The MSC had been criticized for allowing “compartmentalization,” the practice of fishing vessels using certified and non-certified fishing methods while utilizing the same gear type. MSC-certified purse-seine tuna fisheries that employ certified “free-school” fishing methods and non-certified harvesting using fish aggregating devices or FADs had come under particular scrutiny, particularly from the “On the Hook” advocacy campaign. In response, last month, the MSC said it would address those concerns.

On 25 March, the organization released a set of changes to the document that defines the process requirements for certification bodies to assess fisheries against the MSC Fisheries Standard. The changes were made following 24 months of consultation with seafood industry stakeholders, scientists, and experts, and reflect feedback from NGOs, fishing organisations, and assessment bodies, according to MSC Chief Science and Standards Officer Rohan Currey.

“They’re designed to ensure that the process followed by independent assessment teams is robust, effective, and transparent,” he said.

Changes to MSC’s fisheries certification process will take effect for new fishery assessments after 25 September, 2020. Changes relating to compartmentalisation have been given a longer effective date beginning on 25 March, 2023, for already-certified fisheries, including any assessments started before 25 March, 2020.

The tuna industry, scientists, and the MSC are also looking into sustainable management opportunities with the use of FADs, Currey added.

The recently announced changes will also strengthen penalties related to evidence of shark-finning by a company or fishery. If a company or organization is convicted of shark-finning, they will not be eligible for MSC certification for two years. If there is evidence of shark-finning in a certified fishery, that fishery will face suspension if the offending vessel is not removed from the certificate. These changes are intended to strengthen the MSC’s commitment to addressing shark finning while punishing specific offenders – now a fleet will not necessarily lose its certificate due to the activity of one boat or member, Currey said.

The issue of shark-finning is also being considered by MSC as part of its Fisheries Standard Review, which will assess how certified fisheries ensure that shark finning is not occurring.
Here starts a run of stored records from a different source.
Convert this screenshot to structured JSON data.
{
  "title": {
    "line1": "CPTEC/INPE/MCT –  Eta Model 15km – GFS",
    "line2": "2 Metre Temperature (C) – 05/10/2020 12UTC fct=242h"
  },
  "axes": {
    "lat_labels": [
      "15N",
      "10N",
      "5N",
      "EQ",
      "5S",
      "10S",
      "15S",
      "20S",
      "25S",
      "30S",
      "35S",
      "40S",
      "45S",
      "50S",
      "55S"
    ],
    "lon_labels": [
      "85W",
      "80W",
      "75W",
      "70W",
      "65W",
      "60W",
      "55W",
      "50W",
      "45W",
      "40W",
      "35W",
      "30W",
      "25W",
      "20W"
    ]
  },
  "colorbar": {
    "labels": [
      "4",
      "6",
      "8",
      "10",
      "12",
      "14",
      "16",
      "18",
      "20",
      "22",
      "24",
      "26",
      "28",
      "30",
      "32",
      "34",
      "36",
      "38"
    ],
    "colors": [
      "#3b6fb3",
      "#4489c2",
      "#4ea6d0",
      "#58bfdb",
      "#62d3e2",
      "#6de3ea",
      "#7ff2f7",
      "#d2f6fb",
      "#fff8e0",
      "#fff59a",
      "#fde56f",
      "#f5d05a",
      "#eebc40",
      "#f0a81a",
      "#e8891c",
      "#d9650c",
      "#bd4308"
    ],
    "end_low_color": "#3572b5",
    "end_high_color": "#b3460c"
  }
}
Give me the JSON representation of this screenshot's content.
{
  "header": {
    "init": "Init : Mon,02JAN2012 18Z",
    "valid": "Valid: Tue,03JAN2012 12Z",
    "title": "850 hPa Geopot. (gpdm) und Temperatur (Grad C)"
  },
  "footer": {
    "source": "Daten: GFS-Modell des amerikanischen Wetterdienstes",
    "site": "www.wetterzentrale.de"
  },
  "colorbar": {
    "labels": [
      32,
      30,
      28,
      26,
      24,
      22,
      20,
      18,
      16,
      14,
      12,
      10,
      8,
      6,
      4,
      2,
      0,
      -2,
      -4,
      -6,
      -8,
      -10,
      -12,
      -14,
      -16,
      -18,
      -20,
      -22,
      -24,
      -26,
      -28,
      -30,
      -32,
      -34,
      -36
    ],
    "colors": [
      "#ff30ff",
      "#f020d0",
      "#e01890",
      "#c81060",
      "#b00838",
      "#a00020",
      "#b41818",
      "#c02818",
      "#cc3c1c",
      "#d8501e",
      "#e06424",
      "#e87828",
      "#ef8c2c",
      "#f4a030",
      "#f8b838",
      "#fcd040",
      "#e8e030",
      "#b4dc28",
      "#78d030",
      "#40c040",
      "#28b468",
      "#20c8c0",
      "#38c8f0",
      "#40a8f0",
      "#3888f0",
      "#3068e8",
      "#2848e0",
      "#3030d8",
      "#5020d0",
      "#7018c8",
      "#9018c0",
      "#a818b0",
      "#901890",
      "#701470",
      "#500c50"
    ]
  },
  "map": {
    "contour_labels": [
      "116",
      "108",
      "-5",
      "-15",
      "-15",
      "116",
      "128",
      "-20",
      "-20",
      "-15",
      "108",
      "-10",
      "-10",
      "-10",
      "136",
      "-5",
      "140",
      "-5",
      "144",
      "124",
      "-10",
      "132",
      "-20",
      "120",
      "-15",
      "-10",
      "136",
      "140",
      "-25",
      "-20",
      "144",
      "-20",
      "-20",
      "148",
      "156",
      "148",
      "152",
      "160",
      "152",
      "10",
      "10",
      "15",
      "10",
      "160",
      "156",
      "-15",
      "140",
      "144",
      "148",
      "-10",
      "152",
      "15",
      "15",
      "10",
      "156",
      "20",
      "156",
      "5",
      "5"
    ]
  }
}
Reporting requirements regarding the fulfilment of conditions and how improvements are delivered have also been strengthened. Certifying bodies will be required to provide a more detailed description of steps taken by a fishery to meet conditions of certification. As a part of this process, the MSC has published a “conditions log” to create greater consistency, transparency, and public access to information on condition information on MSC certified fisheries.